What we choose to showcase depends materially on where on the landscape we stand and what we have in mind. The imperative is to recognize that the process of showcasing space is an interpretive one, one that acknowledges a view and often re-scopes that view in light of aesthetic sensibilities—values, preferences, beliefs. -Jacqueline Jones Royster, “Disciplinary Landscaping, or Contemporary History of Rhetoric”
I open with a conversation lead by Jacqueline Jones Royster to strongly emphasize a point: The disciplinary history of Rhetoric and Composition is indeed landscaped. This really shouldn’t come as a surprise. The historically canonical Origins of Compositions Studies in American College, 1875-1925, edited by John C Brereton, carefully prunes the history of rhetoric and composition through Harvard’s composition program and textbooks used to stake a claim on the discipline’s history—a claim that isn’t often (easily) contested. We read and are told that it was Harvard that developed the first composition program and that it became standard as other “competing” models faded out to make way for the practical application of the Current-Traditionalists. This is what the landscape looks like if we leave other pathways undiscussed. This isn’t to say that Brereton’s text is not uninformed or any less influential; however, Brereton’s focus on Harvard is indeed limited—just as any landscape becomes bounded by the materiality of the space. He distinctly focuses on northeastern schools and leaves out other models and educational experiences that could expand our understanding of writing instruction and create a more nuanced history of the nineteenth century. Even more specifically, he lacks any discussion of the numerous women’s colleges that were established over a vast area of the eastern United States during that time as well.

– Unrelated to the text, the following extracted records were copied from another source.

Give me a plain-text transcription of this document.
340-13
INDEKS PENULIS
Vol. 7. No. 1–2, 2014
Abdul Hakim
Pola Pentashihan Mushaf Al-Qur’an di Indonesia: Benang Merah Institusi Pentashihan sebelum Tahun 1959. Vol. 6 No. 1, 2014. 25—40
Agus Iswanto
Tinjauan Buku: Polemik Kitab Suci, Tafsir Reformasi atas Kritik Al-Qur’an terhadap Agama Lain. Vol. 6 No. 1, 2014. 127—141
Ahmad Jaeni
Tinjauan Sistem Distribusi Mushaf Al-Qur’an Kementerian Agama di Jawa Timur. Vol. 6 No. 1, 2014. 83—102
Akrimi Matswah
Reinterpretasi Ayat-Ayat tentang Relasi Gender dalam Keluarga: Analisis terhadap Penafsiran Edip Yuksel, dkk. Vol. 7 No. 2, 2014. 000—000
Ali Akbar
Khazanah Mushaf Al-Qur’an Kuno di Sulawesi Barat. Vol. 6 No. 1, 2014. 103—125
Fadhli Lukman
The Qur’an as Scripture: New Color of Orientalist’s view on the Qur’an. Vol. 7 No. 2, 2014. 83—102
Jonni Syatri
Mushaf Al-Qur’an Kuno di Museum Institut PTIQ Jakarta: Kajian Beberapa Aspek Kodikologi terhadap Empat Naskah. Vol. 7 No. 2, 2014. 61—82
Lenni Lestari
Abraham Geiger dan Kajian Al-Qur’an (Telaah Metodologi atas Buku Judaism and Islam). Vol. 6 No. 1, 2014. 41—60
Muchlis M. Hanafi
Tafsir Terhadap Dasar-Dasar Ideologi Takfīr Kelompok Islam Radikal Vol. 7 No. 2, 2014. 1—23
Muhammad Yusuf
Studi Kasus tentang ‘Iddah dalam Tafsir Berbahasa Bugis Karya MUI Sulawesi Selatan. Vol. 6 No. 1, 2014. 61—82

This rhetorical history, left undiscussed, only serves to re-emphasize the point that, as Royster explains, “Western rhetorics, at least the legacies of them that we have inherited through scholarship, are demonstrably dominated by elite male viewpoints and experiences” (Royster 149). I emphasize the point here that these other rhetorical histories are left undiscussed to underline the notion that calling them the “alternate histories” only serves to draw attention to the norming of a male-centric history that has been handed down in Rhetoric and Composition since the ancient Greeks and Romans. As Royster explains, “With disciplinary habit that often feel natural rather than constructed, we have developed and used interpretive frames that have accounted for this limited point of view” (165). However, by looking toward these undiscussed histories of Rhetoric and Composition, I hope to take up Royster’s call for a re-landscaping of the discipline that will open up our limited point of view and begin discussing what has previously been left undiscussed.
What better way to do that than to visually re-shape this landscape by mapping out the networks of female seminaries during the 19th century through an interactive map. This is what you will find on this site: the beginnings of the reshaping and re-landscaping of the disciplinary history of Rhetoric and Composition as seen through the histories of female seminaries and colleges during the early 19th century.